Напускная слезливость мигом слетела с лица Пелагеи Ивановны.

— До свиданья, мой соколик! — сказала тетя Поля и, нагнувшись, чмокнула внучку в щеку. — Насовсем не прощаюсь. Небось скоро опять свидимся.

— Нет, Пелагея Ивановна, — ставя девочку на землю, заметила Галя. — Не скоро теперь свидетесь.

— Али и вправду болтают, что Славка ключи тебе от квартиры своей оставил?

— Да. Вот! — Галя вынула из кармана брюк связку ключей, подкинула их на ладони. — Вот, — повторила она, как бы назло. — Когда захочу — тогда и уеду.

— А-ах! — разом ахнули бабы. — Надо же — ключи дал!

— Это по мне парень! — с завистью воскликнула Лида Тележникова. — Понравилась — и ни на что не поглядел. С приданым берет.

— И-и, нашла чем хвастаться! Ключи-то небось от чужой квартиры. Так он и дал тебе от своей! — не сдавалась тетя Поля.

— Жаль, что киношники уехали, — в один голос проговорили сестры Моисеевы. — Вот сняли бы! И разыгрывать не надо.

— Куда им! Такого сюжета Серафиму Леопольдовичу и не снилось! — Нинка побросала связки книг под брезент и следом сама залезла в кузов. — Нечего лясы точить! Поехали!

Рыжий шофер помог Гале и ее дочке забраться в кабину. Пофыркав, грузовик обдал сизым перегаром стоявшую у крыльца Пелагею Ивановну и покатился, оставляя за собой рубчатый след от грубых шин.
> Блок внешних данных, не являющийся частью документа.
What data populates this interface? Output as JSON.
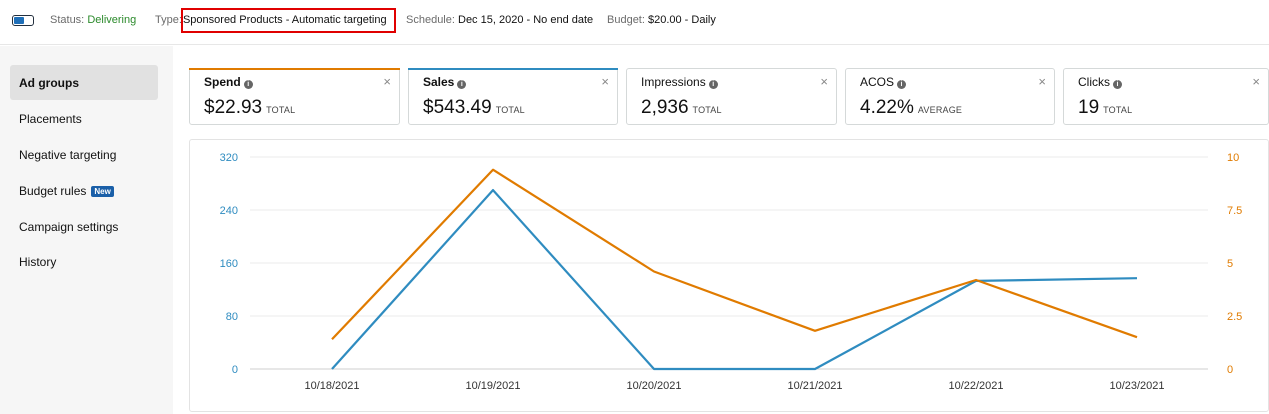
{
  "campaign": {
    "status_label": "Status:",
    "status_value": "Delivering",
    "type_label": "Type:",
    "type_value": "Sponsored Products - Automatic targeting",
    "schedule_label": "Schedule:",
    "schedule_value": "Dec 15, 2020 - No end date",
    "budget_label": "Budget:",
    "budget_value": "$20.00 - Daily",
    "enabled": true
  },
  "sidebar": {
    "items": [
      {
        "label": "Ad groups",
        "active": true
      },
      {
        "label": "Placements"
      },
      {
        "label": "Negative targeting"
      },
      {
        "label": "Budget rules",
        "badge": "New"
      },
      {
        "label": "Campaign settings"
      },
      {
        "label": "History"
      }
    ]
  },
  "metrics": [
    {
      "title": "Spend",
      "value": "$22.93",
      "unit": "TOTAL",
      "selected": true,
      "color": "#e07b00"
    },
    {
      "title": "Sales",
      "value": "$543.49",
      "unit": "TOTAL",
      "selected": true,
      "color": "#2f8cc0"
    },
    {
      "title": "Impressions",
      "value": "2,936",
      "unit": "TOTAL"
    },
    {
      "title": "ACOS",
      "value": "4.22%",
      "unit": "AVERAGE"
    },
    {
      "title": "Clicks",
      "value": "19",
      "unit": "TOTAL"
    }
  ],
  "chart_data": {
    "type": "line",
    "x": [
      "10/18/2021",
      "10/19/2021",
      "10/20/2021",
      "10/21/2021",
      "10/22/2021",
      "10/23/2021"
    ],
    "series": [
      {
        "name": "Sales",
        "axis": "left",
        "color": "#2f8cc0",
        "values": [
          0,
          270,
          0,
          0,
          133,
          137
        ]
      },
      {
        "name": "Spend",
        "axis": "right",
        "color": "#e07b00",
        "values": [
          1.4,
          9.4,
          4.6,
          1.8,
          4.2,
          1.5
        ]
      }
    ],
    "y_left": {
      "ticks": [
        "320",
        "240",
        "160",
        "80",
        "0"
      ],
      "range": [
        0,
        320
      ]
    },
    "y_right": {
      "ticks": [
        "10",
        "7.5",
        "5",
        "2.5",
        "0"
      ],
      "range": [
        0,
        10
      ]
    },
    "grid": true
  }
}
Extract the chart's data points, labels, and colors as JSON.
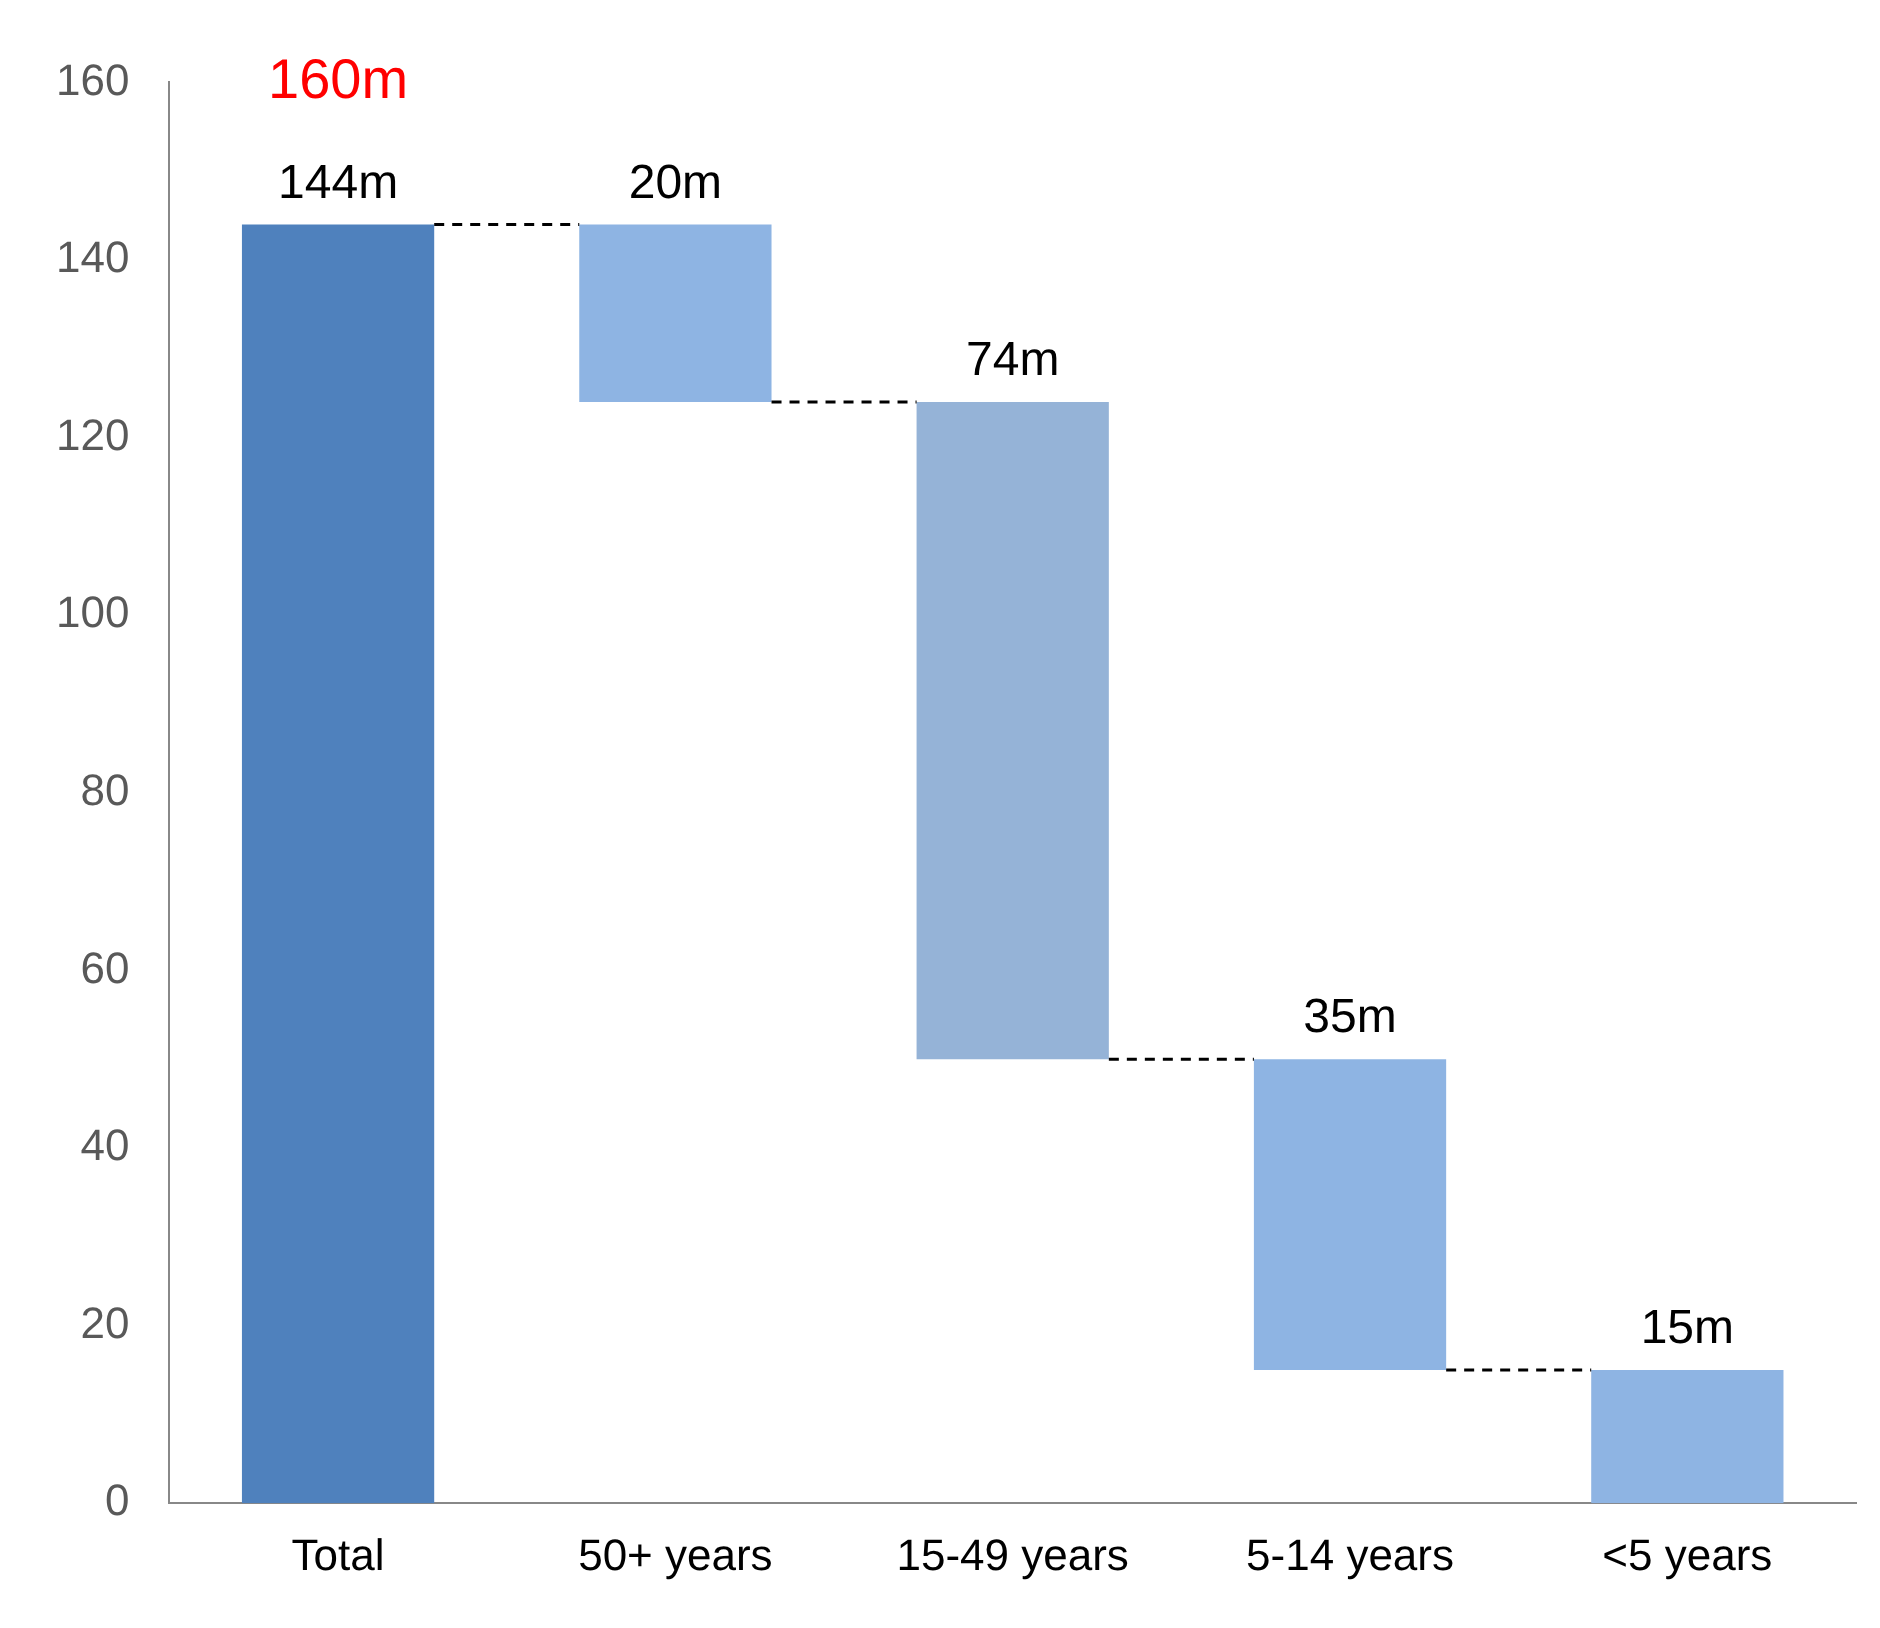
{
  "chart_data": {
    "type": "bar",
    "categories": [
      "Total",
      "50+ years",
      "15-49 years",
      "5-14 years",
      "<5 years"
    ],
    "values": [
      144,
      20,
      74,
      35,
      15
    ],
    "base": [
      0,
      124,
      50,
      15,
      0
    ],
    "colors": [
      "#4f81bd",
      "#8eb4e3",
      "#95b3d7",
      "#8eb4e3",
      "#8eb4e3"
    ],
    "value_labels": [
      "144m",
      "20m",
      "74m",
      "35m",
      "15m"
    ],
    "annotations": [
      "160m"
    ],
    "ylim": [
      0,
      160
    ],
    "yticks": [
      0,
      20,
      40,
      60,
      80,
      100,
      120,
      140,
      160
    ],
    "grid": false,
    "legend": false
  }
}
Тутаев снова взялся за грабли и стал ворошить примятое шинами сено.

— А, Семен Семенч! — тетя Поля махнула рукой. — Бросьте. Идите-ка лучше на реку. Все равно корову со двора сводить придется. Зачем она?.. Когда все прахом пошло.

25

Зима в тот год выдалась мягкая, малоснежная. Уже в начале марта московские улицы, оживленные и шумные от машин и людской толпы, выглядели по-весеннему. Снега не было не только на мостовых, но и на тротуарах. А если где-то в скверах, вроде Пушкинского, он и лежал еще, то был черен от копоти, и теперь, в этот сумеречный час, казалось, что возле гранитных парапетов вовсе не кучи снега, а прикрытые вечерней тенью кусты.

На Пушкинской площади зажглись фонари. Но их свет был робок, так как вся половина неба на западе, вдоль серого фасада «Известий», полыхала ярким, как радуга, закатом.